About the MVHC
For over sixty years the Missouri Valley History Conference has been an annual rite of spring for the Midwestern historical community. Founded and organized by the Department of History, the conference is the longest standing professional gathering of historians in our region.
With panels on all time periods of history, from the classical era to the modern, and with all topical emphases, from political history to newer social and cultural approaches, the conference allows scholars to exchange ideas and advance historical knowledge. Presentations often have a lasting impact on the field. “There have been many papers presented at the Missouri Valley which were eventually published,” history professor Bill Pratt noted. The conference has a number of longstanding traditions. Each year there is a Friday luncheon that features a prominent historian as speaker. George Tindall, Robin Winks, Linda Kerber, Leon Fink, and Tamara Haraven are examples of the groundbreaking historians who have come to Omaha over the years.
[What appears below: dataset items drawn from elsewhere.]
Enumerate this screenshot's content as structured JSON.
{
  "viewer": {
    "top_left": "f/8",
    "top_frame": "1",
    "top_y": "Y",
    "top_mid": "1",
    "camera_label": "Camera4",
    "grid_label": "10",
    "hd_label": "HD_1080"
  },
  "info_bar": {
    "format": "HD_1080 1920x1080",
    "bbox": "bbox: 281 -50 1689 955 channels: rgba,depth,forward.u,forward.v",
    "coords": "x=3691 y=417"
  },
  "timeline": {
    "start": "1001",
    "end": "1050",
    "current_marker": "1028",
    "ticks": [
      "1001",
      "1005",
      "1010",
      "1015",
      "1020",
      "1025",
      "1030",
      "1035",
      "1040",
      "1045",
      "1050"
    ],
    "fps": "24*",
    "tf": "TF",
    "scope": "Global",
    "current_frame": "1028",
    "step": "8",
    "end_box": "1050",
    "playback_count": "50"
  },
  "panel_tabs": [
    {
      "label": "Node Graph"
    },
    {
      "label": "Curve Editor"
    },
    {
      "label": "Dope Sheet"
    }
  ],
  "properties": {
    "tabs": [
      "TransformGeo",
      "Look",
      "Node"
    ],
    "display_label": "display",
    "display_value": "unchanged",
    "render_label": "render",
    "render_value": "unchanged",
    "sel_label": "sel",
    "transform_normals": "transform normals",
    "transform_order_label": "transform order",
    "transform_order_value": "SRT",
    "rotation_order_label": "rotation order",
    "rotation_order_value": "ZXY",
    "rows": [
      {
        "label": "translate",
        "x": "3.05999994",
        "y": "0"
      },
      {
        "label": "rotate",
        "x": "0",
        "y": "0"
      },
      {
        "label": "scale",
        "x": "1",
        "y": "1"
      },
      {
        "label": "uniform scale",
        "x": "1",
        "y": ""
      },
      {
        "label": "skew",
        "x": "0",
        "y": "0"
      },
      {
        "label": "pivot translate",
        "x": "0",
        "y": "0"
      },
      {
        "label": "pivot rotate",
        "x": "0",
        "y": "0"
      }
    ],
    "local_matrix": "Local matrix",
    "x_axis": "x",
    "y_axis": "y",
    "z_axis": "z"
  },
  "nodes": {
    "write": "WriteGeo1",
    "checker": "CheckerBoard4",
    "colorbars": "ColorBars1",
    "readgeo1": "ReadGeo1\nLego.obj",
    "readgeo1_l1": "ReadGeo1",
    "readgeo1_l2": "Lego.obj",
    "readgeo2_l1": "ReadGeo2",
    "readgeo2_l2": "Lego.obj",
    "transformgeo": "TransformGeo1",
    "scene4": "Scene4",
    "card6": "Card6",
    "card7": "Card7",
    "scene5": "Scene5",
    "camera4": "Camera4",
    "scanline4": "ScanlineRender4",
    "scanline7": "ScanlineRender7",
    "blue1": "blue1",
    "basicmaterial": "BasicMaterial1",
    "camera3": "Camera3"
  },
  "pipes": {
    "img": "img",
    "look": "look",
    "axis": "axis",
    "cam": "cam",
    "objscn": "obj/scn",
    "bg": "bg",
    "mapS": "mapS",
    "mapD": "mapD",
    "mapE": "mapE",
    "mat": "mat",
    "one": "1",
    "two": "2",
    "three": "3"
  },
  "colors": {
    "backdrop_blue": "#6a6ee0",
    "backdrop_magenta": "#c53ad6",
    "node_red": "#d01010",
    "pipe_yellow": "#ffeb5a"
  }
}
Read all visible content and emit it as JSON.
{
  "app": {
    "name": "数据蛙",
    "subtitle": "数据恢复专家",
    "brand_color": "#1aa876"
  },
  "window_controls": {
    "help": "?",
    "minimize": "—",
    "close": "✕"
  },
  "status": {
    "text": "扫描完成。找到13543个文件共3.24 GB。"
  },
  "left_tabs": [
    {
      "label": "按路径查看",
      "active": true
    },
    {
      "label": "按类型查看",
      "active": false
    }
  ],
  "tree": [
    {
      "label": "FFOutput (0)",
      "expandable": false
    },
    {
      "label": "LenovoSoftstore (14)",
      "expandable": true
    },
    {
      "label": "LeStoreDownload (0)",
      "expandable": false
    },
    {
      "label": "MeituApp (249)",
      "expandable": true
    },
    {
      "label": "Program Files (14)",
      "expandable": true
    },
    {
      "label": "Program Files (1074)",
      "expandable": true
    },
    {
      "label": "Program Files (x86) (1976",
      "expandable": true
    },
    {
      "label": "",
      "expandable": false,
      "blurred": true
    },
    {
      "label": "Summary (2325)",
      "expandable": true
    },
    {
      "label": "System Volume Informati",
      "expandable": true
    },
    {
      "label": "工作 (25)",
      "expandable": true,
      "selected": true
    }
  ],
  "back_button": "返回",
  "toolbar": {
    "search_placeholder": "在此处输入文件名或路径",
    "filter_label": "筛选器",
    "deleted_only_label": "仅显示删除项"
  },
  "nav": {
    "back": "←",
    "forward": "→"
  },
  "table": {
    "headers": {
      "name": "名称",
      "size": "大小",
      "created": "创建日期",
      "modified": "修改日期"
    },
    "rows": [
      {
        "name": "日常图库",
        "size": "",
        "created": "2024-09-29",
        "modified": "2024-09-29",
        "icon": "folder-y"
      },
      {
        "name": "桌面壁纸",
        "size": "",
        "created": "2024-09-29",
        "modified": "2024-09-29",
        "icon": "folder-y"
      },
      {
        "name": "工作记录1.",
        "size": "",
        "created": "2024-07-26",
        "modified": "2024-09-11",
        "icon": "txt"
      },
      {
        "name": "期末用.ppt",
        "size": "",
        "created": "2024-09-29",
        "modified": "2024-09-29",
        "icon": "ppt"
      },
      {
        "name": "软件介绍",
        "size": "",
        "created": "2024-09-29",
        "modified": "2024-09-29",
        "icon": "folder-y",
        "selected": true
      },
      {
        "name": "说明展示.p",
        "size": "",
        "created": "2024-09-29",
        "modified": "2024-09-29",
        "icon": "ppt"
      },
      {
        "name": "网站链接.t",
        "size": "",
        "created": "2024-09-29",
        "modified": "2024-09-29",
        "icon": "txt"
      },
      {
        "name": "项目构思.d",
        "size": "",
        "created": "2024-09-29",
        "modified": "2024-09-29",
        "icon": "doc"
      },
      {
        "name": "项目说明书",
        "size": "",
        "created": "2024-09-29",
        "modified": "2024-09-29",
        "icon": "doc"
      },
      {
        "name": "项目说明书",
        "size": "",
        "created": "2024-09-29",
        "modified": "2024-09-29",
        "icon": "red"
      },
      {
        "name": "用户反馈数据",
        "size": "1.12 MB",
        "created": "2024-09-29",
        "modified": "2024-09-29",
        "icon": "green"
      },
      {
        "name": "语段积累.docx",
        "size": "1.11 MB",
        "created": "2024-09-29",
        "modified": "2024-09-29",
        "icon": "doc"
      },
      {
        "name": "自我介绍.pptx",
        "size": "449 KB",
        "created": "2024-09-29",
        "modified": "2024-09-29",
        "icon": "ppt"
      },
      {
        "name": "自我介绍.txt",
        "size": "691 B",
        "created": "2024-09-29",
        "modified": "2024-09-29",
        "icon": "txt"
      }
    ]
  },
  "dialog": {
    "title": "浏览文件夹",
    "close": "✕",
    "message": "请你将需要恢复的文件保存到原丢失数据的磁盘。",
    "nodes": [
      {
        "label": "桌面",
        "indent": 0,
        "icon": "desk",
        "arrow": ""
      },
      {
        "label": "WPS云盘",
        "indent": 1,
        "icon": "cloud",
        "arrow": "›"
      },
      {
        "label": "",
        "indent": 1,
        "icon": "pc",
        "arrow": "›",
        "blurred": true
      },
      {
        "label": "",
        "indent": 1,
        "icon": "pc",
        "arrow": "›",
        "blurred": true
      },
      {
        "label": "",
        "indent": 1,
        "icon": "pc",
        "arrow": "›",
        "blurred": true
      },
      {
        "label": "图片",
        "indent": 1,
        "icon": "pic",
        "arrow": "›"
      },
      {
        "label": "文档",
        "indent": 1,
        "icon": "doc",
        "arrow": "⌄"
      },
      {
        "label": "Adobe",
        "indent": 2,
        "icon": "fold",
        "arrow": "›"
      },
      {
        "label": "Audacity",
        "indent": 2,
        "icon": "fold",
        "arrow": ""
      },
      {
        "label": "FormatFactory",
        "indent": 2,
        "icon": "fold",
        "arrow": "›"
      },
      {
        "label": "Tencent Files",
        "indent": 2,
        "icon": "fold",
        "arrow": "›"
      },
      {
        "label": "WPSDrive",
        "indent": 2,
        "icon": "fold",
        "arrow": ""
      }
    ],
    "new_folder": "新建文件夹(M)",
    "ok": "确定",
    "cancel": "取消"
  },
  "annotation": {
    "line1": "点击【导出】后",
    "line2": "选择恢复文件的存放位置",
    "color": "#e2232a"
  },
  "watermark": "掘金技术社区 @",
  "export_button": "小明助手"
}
The conference also seeks to feature local institutions. The Friday evening main reception has been held at places such as the Durham Western Heritage Museum, the Joslyn Art Museum, and the Gerald R. Ford Conservation Center. Local historical societies, such as the Nebraska State Historical Society, and museums, such as Great Plains Black Museum, have gained valuable exposure by displaying exhibits.
Another theme in the history of the conference is the prominent place of military history. Each year the Society for Military History, a national organization of military history scholars, organizes several panels around military topics.
The inclusion of publishers in conference events is also an established practice. Editors from scholarly journals and university presses are often on the program in order to dialogue with historians about the field and to facilitate the publication process. These contacts are nurtured at publisher displays where historians can be exposed to recent literature while discussing their own scholarly projects.